Gyan Vani
- Delhi, India; India;
- Broadcast area: National
- Frequency: 105.6 FM
- Branding: Gyan Vani

Ownership
- Owner: Indira Gandhi National Open University

History
- First air date: March 2000

Links
- Website: http://www.ignou.ac.in/ignou/aboutignou/broadcast/3

= Gyan Vani =

Gyan Vani is an educational FM radio station in several cities of India.

==Description==
Gyan Vani is an educational FM radio station in several cities of India. Gyan Vani stations operate as a media cooperative with the day-to-day programmes being contributed by various educational institutions, NGOs, government and semi-government organizations, UN agencies, ministries such as Agriculture, Environment, Health, Women and Child Welfare, Science & Technology, etc. besides national level institutions such as NCERT, NIOS and state open universities. Each Gyan Vani station has a range of about 60 km and covers an entire city including the adjoining rural areas.

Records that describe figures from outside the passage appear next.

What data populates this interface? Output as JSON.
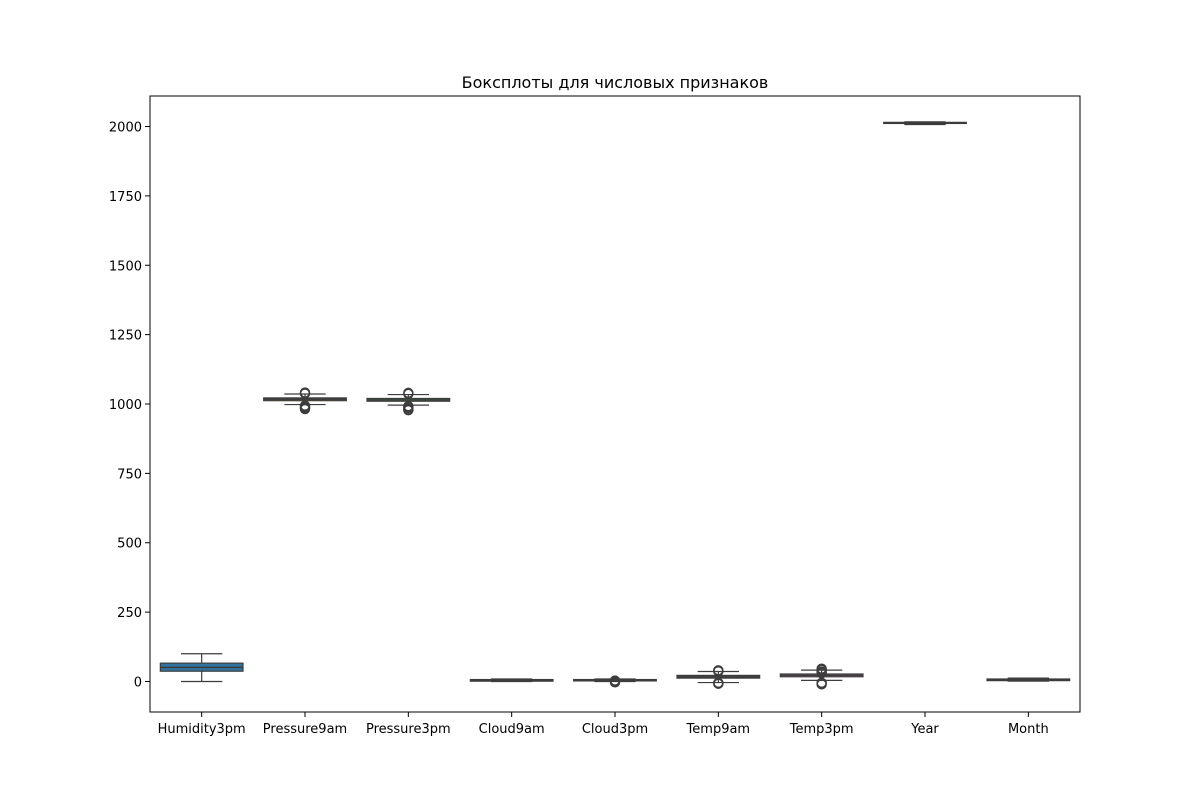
{
  "chart_data": {
    "type": "boxplot",
    "title": "Боксплоты для числовых признаков",
    "xlabel": "",
    "ylabel": "",
    "ylim": [
      -110,
      2110
    ],
    "yticks": [
      0,
      250,
      500,
      750,
      1000,
      1250,
      1500,
      1750,
      2000
    ],
    "grid": false,
    "categories": [
      "Humidity3pm",
      "Pressure9am",
      "Pressure3pm",
      "Cloud9am",
      "Cloud3pm",
      "Temp9am",
      "Temp3pm",
      "Year",
      "Month"
    ],
    "boxes": [
      {
        "name": "Humidity3pm",
        "color": "#3274a1",
        "whislo": 0,
        "q1": 37,
        "med": 51,
        "q3": 66,
        "whishi": 100,
        "outliers": []
      },
      {
        "name": "Pressure9am",
        "color": "#e1812c",
        "whislo": 998,
        "q1": 1012,
        "med": 1017,
        "q3": 1022,
        "whishi": 1036,
        "outliers": [
          982,
          986,
          990,
          994,
          1038,
          1041
        ]
      },
      {
        "name": "Pressure3pm",
        "color": "#3a923a",
        "whislo": 996,
        "q1": 1010,
        "med": 1015,
        "q3": 1020,
        "whishi": 1034,
        "outliers": [
          978,
          983,
          988,
          992,
          1037,
          1040
        ]
      },
      {
        "name": "Cloud9am",
        "color": "#c03d3e",
        "whislo": 0,
        "q1": 1,
        "med": 5,
        "q3": 7,
        "whishi": 9,
        "outliers": []
      },
      {
        "name": "Cloud3pm",
        "color": "#9372b2",
        "whislo": 0,
        "q1": 2,
        "med": 5,
        "q3": 7,
        "whishi": 9,
        "outliers": [
          -3,
          0,
          3
        ]
      },
      {
        "name": "Temp9am",
        "color": "#845b53",
        "whislo": -4,
        "q1": 12,
        "med": 17,
        "q3": 22,
        "whishi": 36,
        "outliers": [
          -8,
          -5,
          37,
          40
        ]
      },
      {
        "name": "Temp3pm",
        "color": "#d684bd",
        "whislo": 4,
        "q1": 17,
        "med": 22,
        "q3": 27,
        "whishi": 41,
        "outliers": [
          -10,
          -5,
          30,
          35,
          42,
          46
        ]
      },
      {
        "name": "Year",
        "color": "#7f7f7f",
        "whislo": 2007,
        "q1": 2011,
        "med": 2013,
        "q3": 2015,
        "whishi": 2017,
        "outliers": []
      },
      {
        "name": "Month",
        "color": "#a9aa35",
        "whislo": 1,
        "q1": 3,
        "med": 6,
        "q3": 9,
        "whishi": 12,
        "outliers": []
      }
    ]
  }
}
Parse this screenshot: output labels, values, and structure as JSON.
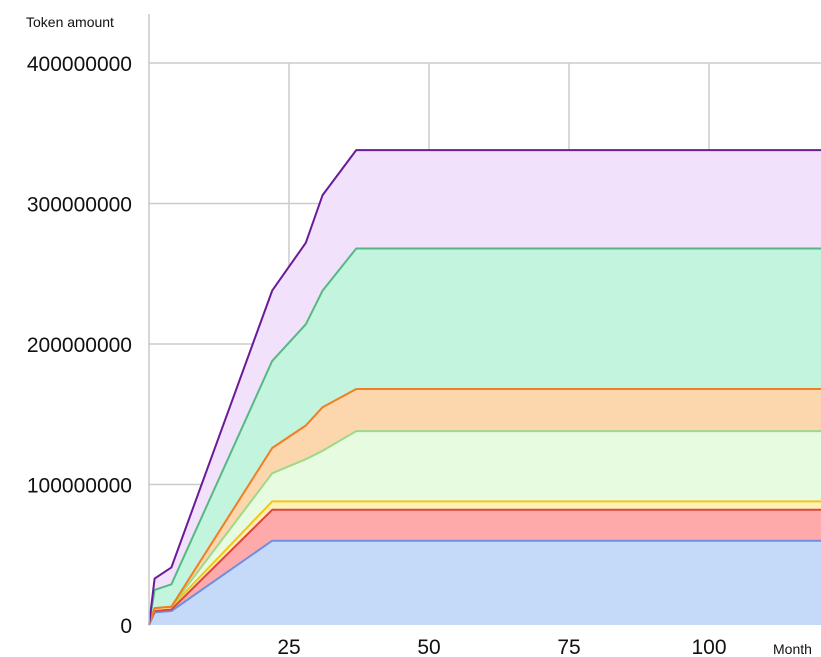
{
  "chart_data": {
    "type": "area",
    "stacked": true,
    "title": "",
    "xlabel": "Month",
    "ylabel": "Token amount",
    "xlim": [
      0,
      120
    ],
    "ylim": [
      0,
      400000000
    ],
    "x_ticks": [
      "25",
      "50",
      "75",
      "100"
    ],
    "x_tick_values": [
      25,
      50,
      75,
      100
    ],
    "y_ticks": [
      "0",
      "100000000",
      "200000000",
      "300000000",
      "400000000"
    ],
    "y_tick_values": [
      0,
      100000000,
      200000000,
      300000000,
      400000000
    ],
    "grid": true,
    "x": [
      0,
      1,
      4,
      22,
      28,
      31,
      37,
      120
    ],
    "series": [
      {
        "line": "#6f8fe0",
        "fill": "#c5d9f8",
        "values": [
          0,
          9000000,
          10000000,
          60000000,
          60000000,
          60000000,
          60000000,
          60000000
        ]
      },
      {
        "line": "#e0463c",
        "fill": "#ffaaaa",
        "values": [
          0,
          1000000,
          1000000,
          22000000,
          22000000,
          22000000,
          22000000,
          22000000
        ]
      },
      {
        "line": "#f5c518",
        "fill": "#fdf1b8",
        "values": [
          0,
          2000000,
          2000000,
          6000000,
          6000000,
          6000000,
          6000000,
          6000000
        ]
      },
      {
        "line": "#9ed98a",
        "fill": "#e6fbdf",
        "values": [
          0,
          0,
          0,
          20000000,
          30000000,
          36000000,
          50000000,
          50000000
        ]
      },
      {
        "line": "#f07e24",
        "fill": "#fcd6ad",
        "values": [
          0,
          0,
          0,
          18000000,
          24000000,
          31000000,
          30000000,
          30000000
        ]
      },
      {
        "line": "#57b884",
        "fill": "#c3f4dd",
        "values": [
          0,
          13000000,
          16000000,
          62000000,
          72000000,
          83000000,
          100000000,
          100000000
        ]
      },
      {
        "line": "#6a1b9a",
        "fill": "#f2e1fb",
        "values": [
          0,
          8000000,
          12000000,
          50000000,
          58000000,
          68000000,
          70000000,
          70000000
        ]
      }
    ]
  }
}
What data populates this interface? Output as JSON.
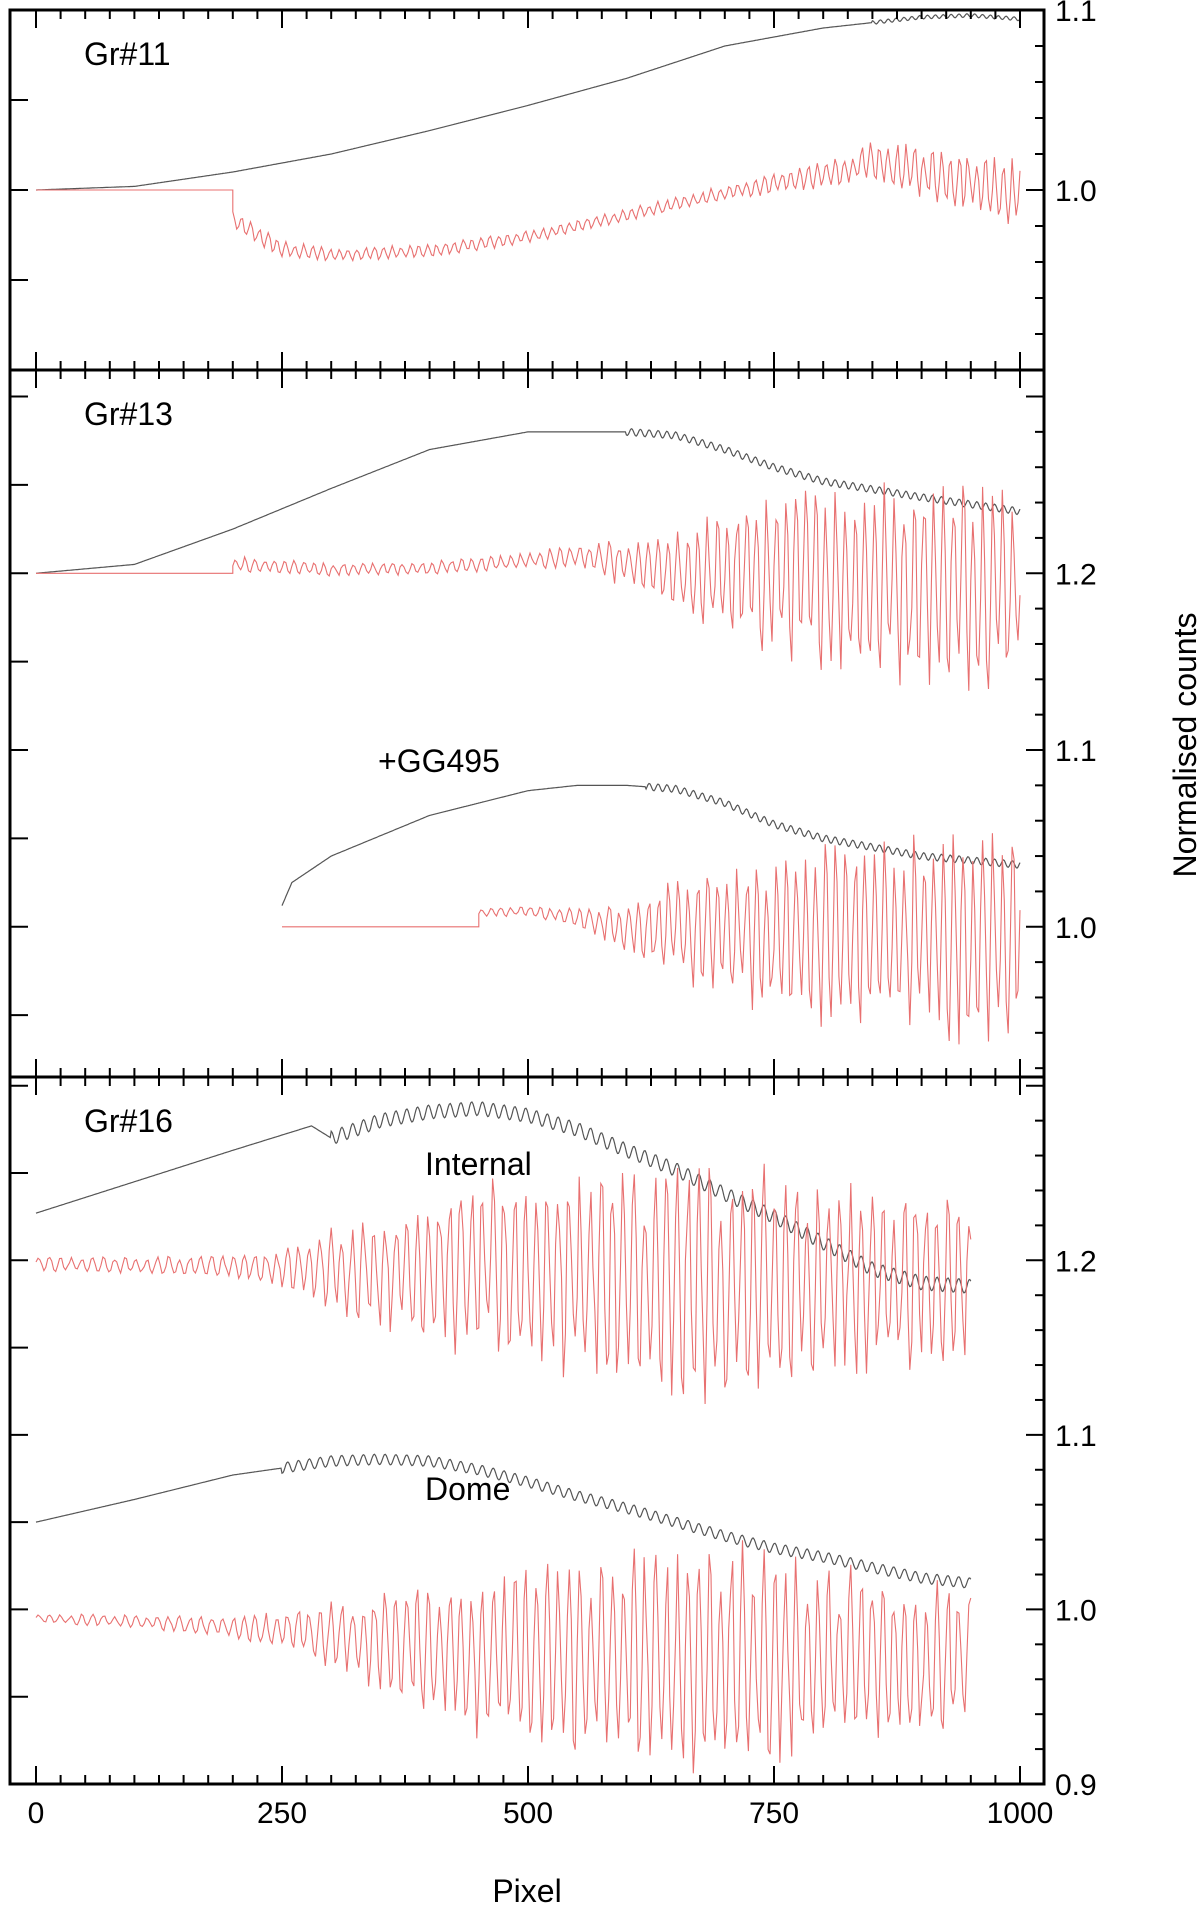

The medium of broadcast is English, Hindi or language of the region. Each nodal centre is provided with media from Indira Gandhi National Open University's (IGNOU) Electronic Media Production Centre. The centre serves purposes of production, dissemination and transmission of educational material. The facilities available at the media production centre are shared with various educational and training institutions, state open universities, central and state government ministries or departments, non governmental organizations, corporate bodies and other sectors. Once the Government of India through a cabinet decision decided to allot one frequency for Education with IGNOU as the nodal agency, Dr R Sreedher, then the director of EMPC designed the network by organising a series of brain storming sessions. His idea was to use the audio video studios available with the educational institutions for producing the programmes and use the AIR or the Doordarshan, public broadcasters' towers and technical facilities for transmission. He wanted to hire these facilities instead of creating his own infrastructure and appointing technical persons. A memorandum of understanding was signed between IGNOU and Prasar Bharati to share the towers. But as of 2013 there are 37 stations functioning. But the original concept of localised broadcasts have been given a go by and most of them are relaying the Delhi programmes. The second phase of radio privatisation even though reserved one frequency for education, neither the MHRD, the nodal ministry nor IGNOU, has taken any interest in pursuing the network. Change of governments and the party in power at the centre, resulted in step-motherly treatment of the network. Dr Sreedher left IGNOU in 2003 and thereafter the EMPC centre is not having any other dynamic director. The regular director, VK Arora was able to complete the task of installing 37 transmitters but was responsible for deviating from original programmes to a relay concept. After Arora left, a new regular full-time director has not been appointed and also the autonomous status of EMPC has been withdrawn making the centre really helpless in expanding the network

==History==
In March 2000, when FM frequency licenses were auctioned, the Ministry of Human Resource Development (MHRD) had been given a frequency for educational broadcasting in each of the 40 cities. The ministry handed the task to IGNOU as it already had some experience telecasting education on Gyan Darshan. IGNOU signed a MOU with Prasar Bharati with an understanding that Prasar Bharati shall provide its infrastructure and also set up and operate the FM stations for educational broadcasts. The signatory of MOU were Shri K. S. Prasada Rao Registrar, IGNOU and Hari Om Srivastava, Chief Engineer from All India radio. The MOU was signed in Presence of Shri H. P. Dixit, Vice Chancellor of IGNOU and Shri Anil Baijal, CEO, Prasar Bharati. IGNOU started broadcasting in Allahabad, Bangalore, Bhopal, Coimbatore, Lucknow and Vishakhapatnam. This was to expand to 40 other cities in two years. Gyan Vani's Educational FM Radio Network has spread to 37 cities and towns across the country. A proposal to start Gyan Vani Stations at another 15 places is under consideration of the Ministries of HRD and Information & Broadcasting.